Savers drain £9.2bn from pensions -but 'not to buy a Lamborghini'
A total 1.5m people have drawn £9.2bn from their pension savings under new pension rules introduced by the last government, according to official data - but the size of withdrawals appears to be falling.
The average withdrawal from a saver's pension pot is £6,000, according to HM Revenue and Customs.
Previous data, published in March 2016 and covering the first year of the new rules, put the average withdrawal at £18,600.
Pensions experts say the drop in the size of sums being cashed in is evidence the success of the rule-change, and shows savers are being prudent rather than"spending it all on a Lamborghini".
The freedoms, announced by then Chancellor George Osborne in the 2014 Budget and introduced in April 2015, mean that instead of being required to buy an annuity with their pension pot, people aged 55 could withdraw cash as they wished - including taking everything in one lump sum.
This drew immediate criticism, with some commentators warning that the cash would be spent on holidays and other luxuries.
In most cases 25pc of savers' pension pot is tax-free with the remainder subject to tax.
Vince Smith-Hughes, of Prudential, a major pension provider, said: “Our own research also shows that people with pension savings are, in the main, acting responsibly and resisting the urge to splash the cash.
"Fewer than one in 10 people in their first year of retirement last year felt they had overspent, and in fact they were far more likely to make their first year as a pensioner a frugal one than they were to buy a new car or go on a luxury holiday."
The data from HMRC does not distinguish between different types of withdrawal.
In some cases savers might be withdrawing the entire value of their pension. This is more likely with smaller pension pots, experts said. But wealthier savers with larger pensions might be making partial, repeated withdrawals, while leaving the remainder invested.
There is no accurate picture of what savers are doing with the cash freed up from their pensions, however, causing some to suggest that over-spending now might be storing up future income problems.
Steven Cameron, pensions director at Aegon, the pension provider, said: “The figures show the total value withdrawn remaining static, which suggests people are on average taking smaller sums.
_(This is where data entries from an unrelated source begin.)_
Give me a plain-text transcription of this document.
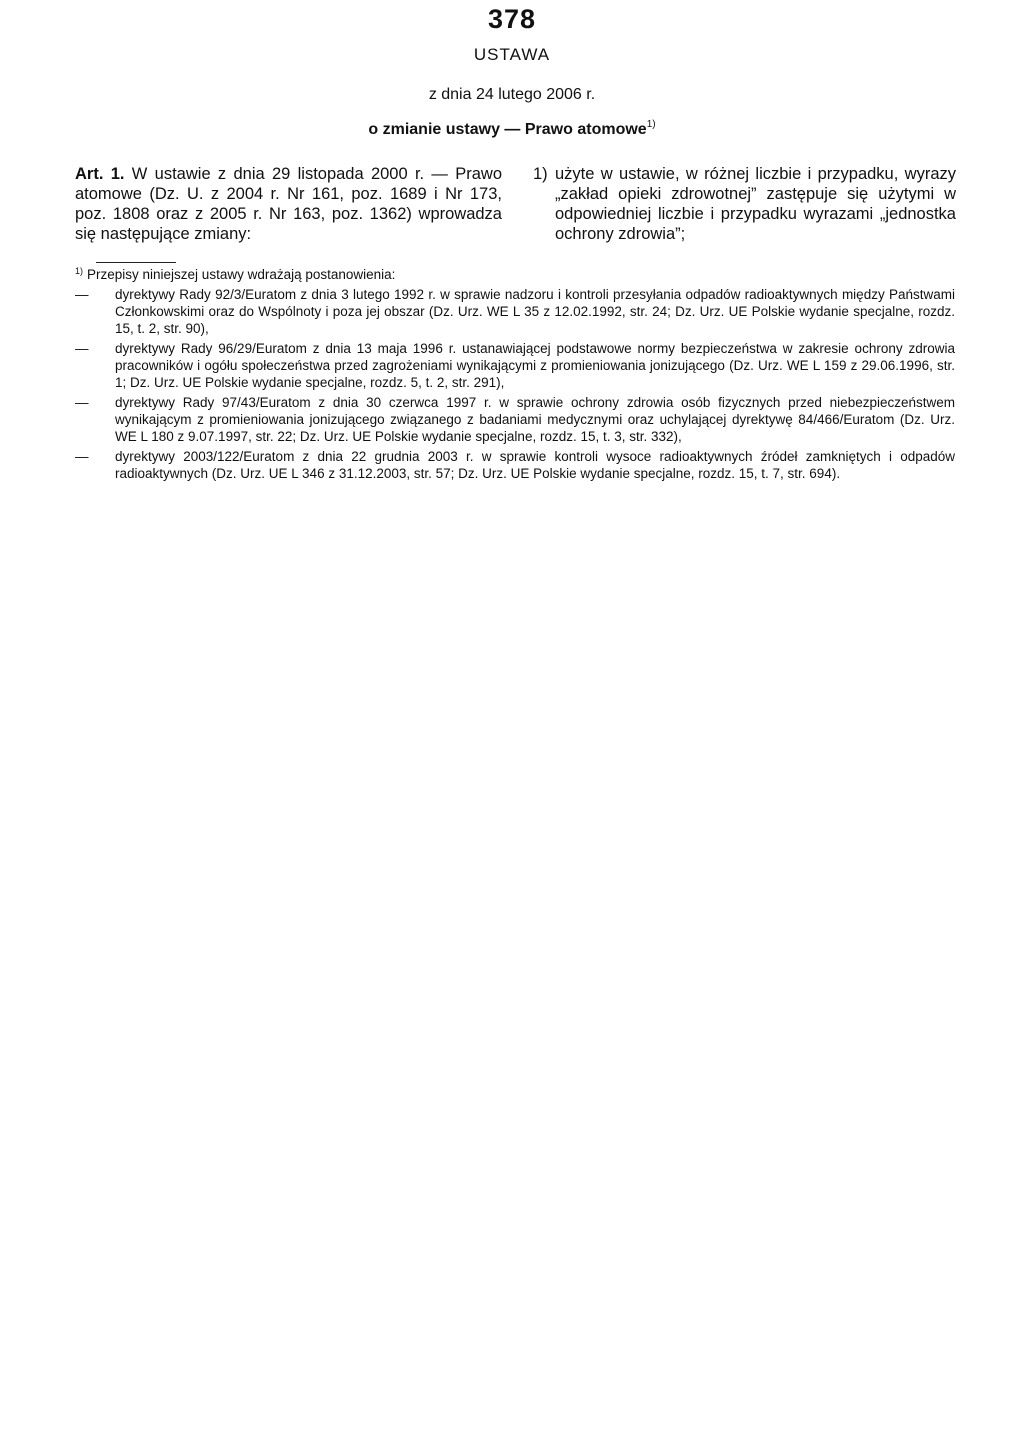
378
USTAWA
z dnia 24 lutego 2006 r.
o zmianie ustawy — Prawo atomowe$^{1)}$
Art. 1. W ustawie z dnia 29 listopada 2000 r. — Prawo atomowe (Dz. U. z 2004 r. Nr 161, poz. 1689 i Nr 173, poz. 1808 oraz z 2005 r. Nr 163, poz. 1362) wprowadza się następujące zmiany:
1) użyte w ustawie, w różnej liczbie i przypadku, wyrazy „zakład opieki zdrowotnej” zastępuje się użytymi w odpowiedniej liczbie i przypadku wyrazami „jednostka ochrony zdrowia”;
$^{1)}$ Przepisy niniejszej ustawy wdrażają postanowienia:
—	dyrektywy Rady 92/3/Euratom z dnia 3 lutego 1992 r. w sprawie nadzoru i kontroli przesyłania odpadów radioaktywnych między Państwami Członkowskimi oraz do Wspólnoty i poza jej obszar (Dz. Urz. WE L 35 z 12.02.1992, str. 24; Dz. Urz. UE Polskie wydanie specjalne, rozdz. 15, t. 2, str. 90),
—	dyrektywy Rady 96/29/Euratom z dnia 13 maja 1996 r. ustanawiającej podstawowe normy bezpieczeństwa w zakresie ochrony zdrowia pracowników i ogółu społeczeństwa przed zagrożeniami wynikającymi z promieniowania jonizującego (Dz. Urz. WE L 159 z 29.06.1996, str. 1; Dz. Urz. UE Polskie wydanie specjalne, rozdz. 5, t. 2, str. 291),
—	dyrektywy Rady 97/43/Euratom z dnia 30 czerwca 1997 r. w sprawie ochrony zdrowia osób fizycznych przed niebezpieczeństwem wynikającym z promieniowania jonizującego związanego z badaniami medycznymi oraz uchylającej dyrektywę 84/466/Euratom (Dz. Urz. WE L 180 z 9.07.1997, str. 22; Dz. Urz. UE Polskie wydanie specjalne, rozdz. 15, t. 3, str. 332),
—	dyrektywy 2003/122/Euratom z dnia 22 grudnia 2003 r. w sprawie kontroli wysoce radioaktywnych źródeł zamkniętych i odpadów radioaktywnych (Dz. Urz. UE L 346 z 31.12.2003, str. 57; Dz. Urz. UE Polskie wydanie specjalne, rozdz. 15, t. 7, str. 694).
"But people need to balance today’s income needs against what’s sustainable throughout an increasingly long retirement."
Gareth James, pension expert at AJ Bell, the broker, said: “It is dangerous to use the £9.2bn as a measure of success when it doesn’t tell us what people are doing with that money.
"Is the money being used to provide a regular and sustainable income as pensions are designed to do? Or are savers spending it too quickly and likely to run out?"